THE Economic Association of Namibia has predicted that annual inflation could go up during the remainder of the year as a result of the price of maize products increasing, thus exerting upward pressure on food prices.
In a report on inflation for April 2018, Economic Association of Namibia research associate Klaus Schade said prices of maize are expected to increase on the Johannesburg Stock Exchange from the current N$2 085 to N$2 244 per tonne for white maize, and from N$2 178 to N$2 326 per tonne for yellow maize by December this year.
With the inflation rate for March at 3,5%, he said the 3,6% recorded in April 2018 shows an upsurge in the inflation rate, albeit small, and this could point to the trajectory for the rest of the year.

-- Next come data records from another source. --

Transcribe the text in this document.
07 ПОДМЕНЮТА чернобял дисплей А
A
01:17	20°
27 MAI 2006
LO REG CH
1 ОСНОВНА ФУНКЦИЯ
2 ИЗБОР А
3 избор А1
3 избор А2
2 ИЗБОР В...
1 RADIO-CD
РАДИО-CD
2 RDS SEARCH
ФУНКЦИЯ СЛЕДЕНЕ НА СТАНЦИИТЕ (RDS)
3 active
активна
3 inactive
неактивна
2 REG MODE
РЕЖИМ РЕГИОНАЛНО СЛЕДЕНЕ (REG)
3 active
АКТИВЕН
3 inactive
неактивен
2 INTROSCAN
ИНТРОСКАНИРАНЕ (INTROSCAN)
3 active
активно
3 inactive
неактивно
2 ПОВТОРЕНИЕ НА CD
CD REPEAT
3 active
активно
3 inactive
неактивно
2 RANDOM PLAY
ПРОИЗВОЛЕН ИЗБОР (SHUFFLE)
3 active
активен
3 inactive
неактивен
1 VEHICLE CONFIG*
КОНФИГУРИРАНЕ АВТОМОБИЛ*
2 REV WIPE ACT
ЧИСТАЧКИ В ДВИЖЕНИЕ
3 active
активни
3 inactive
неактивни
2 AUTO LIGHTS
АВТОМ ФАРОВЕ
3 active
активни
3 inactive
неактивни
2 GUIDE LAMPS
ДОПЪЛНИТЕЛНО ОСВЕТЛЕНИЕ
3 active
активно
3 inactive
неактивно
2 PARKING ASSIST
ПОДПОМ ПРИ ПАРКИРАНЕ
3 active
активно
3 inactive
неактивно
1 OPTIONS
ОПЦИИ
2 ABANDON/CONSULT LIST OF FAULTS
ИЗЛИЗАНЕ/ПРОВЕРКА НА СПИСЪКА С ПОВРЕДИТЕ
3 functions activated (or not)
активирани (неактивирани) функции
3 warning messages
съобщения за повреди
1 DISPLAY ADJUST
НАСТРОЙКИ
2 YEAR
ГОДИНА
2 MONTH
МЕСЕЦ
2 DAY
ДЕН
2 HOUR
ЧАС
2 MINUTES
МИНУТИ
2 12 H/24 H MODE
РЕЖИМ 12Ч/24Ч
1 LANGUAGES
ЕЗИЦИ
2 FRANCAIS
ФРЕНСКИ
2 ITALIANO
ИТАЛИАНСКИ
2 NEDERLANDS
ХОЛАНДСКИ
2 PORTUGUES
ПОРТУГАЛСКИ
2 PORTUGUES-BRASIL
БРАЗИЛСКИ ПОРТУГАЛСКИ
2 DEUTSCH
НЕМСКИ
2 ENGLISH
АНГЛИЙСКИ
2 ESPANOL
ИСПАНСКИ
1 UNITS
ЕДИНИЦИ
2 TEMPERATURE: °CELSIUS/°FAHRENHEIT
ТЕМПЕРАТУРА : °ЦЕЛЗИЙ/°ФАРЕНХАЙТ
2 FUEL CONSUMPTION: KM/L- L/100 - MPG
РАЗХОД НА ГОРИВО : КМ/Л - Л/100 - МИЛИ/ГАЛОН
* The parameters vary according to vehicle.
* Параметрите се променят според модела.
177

Schade further stated that the lower inflation rates, particularly in the second half of 2017, resulted in lower price levels. Therefore, the higher inflation rates expected over the next couple of months will result in higher prices.
Oil prices are also on the increase, for instance Brent oil spot prices averaged U$72,11 (N$885) per barrel in April 2018, the highest monthly average since November 2014 (U$79,44 (N$975) per barrel).
“Prices are expected to at least remain at this level, if not increase further, mainly due to the continuous supply cuts by Opec and non-Opec member states, and the withdrawal of the United States from the Joint Comprehensive Plan of Action with Iran and the looming reintroduction of sanctions.
“Increased oil production in the US owing to more favourable prices is not expected to level out these factors.
Higher oil prices will not only have a direct impact on transport inflation, but will ripple through the economy over time because of increased input costs for companies,” Schade said.
He reiterated that in a country with one of the highest income inequalities globally like Namibia, an average inflation rate is less useful than in countries with a more homogenous distribution of income.
Low-income households have different consumption patterns than middle or higher income households, as there is a need for them to satisfy their basic needs first.
“The calibration of additional inflation rates for low, middle and high income households would provide more detailed information that could for instance guide employers and trade unions during wage and salary negotiations, and result in settlements that more accurately reflect the rising costs of living of the different income groups.
“Furthermore, the government could base adjustments of the monthly social grants on the inflation rates for low income households, rather than on the average inflation,” the researcher said.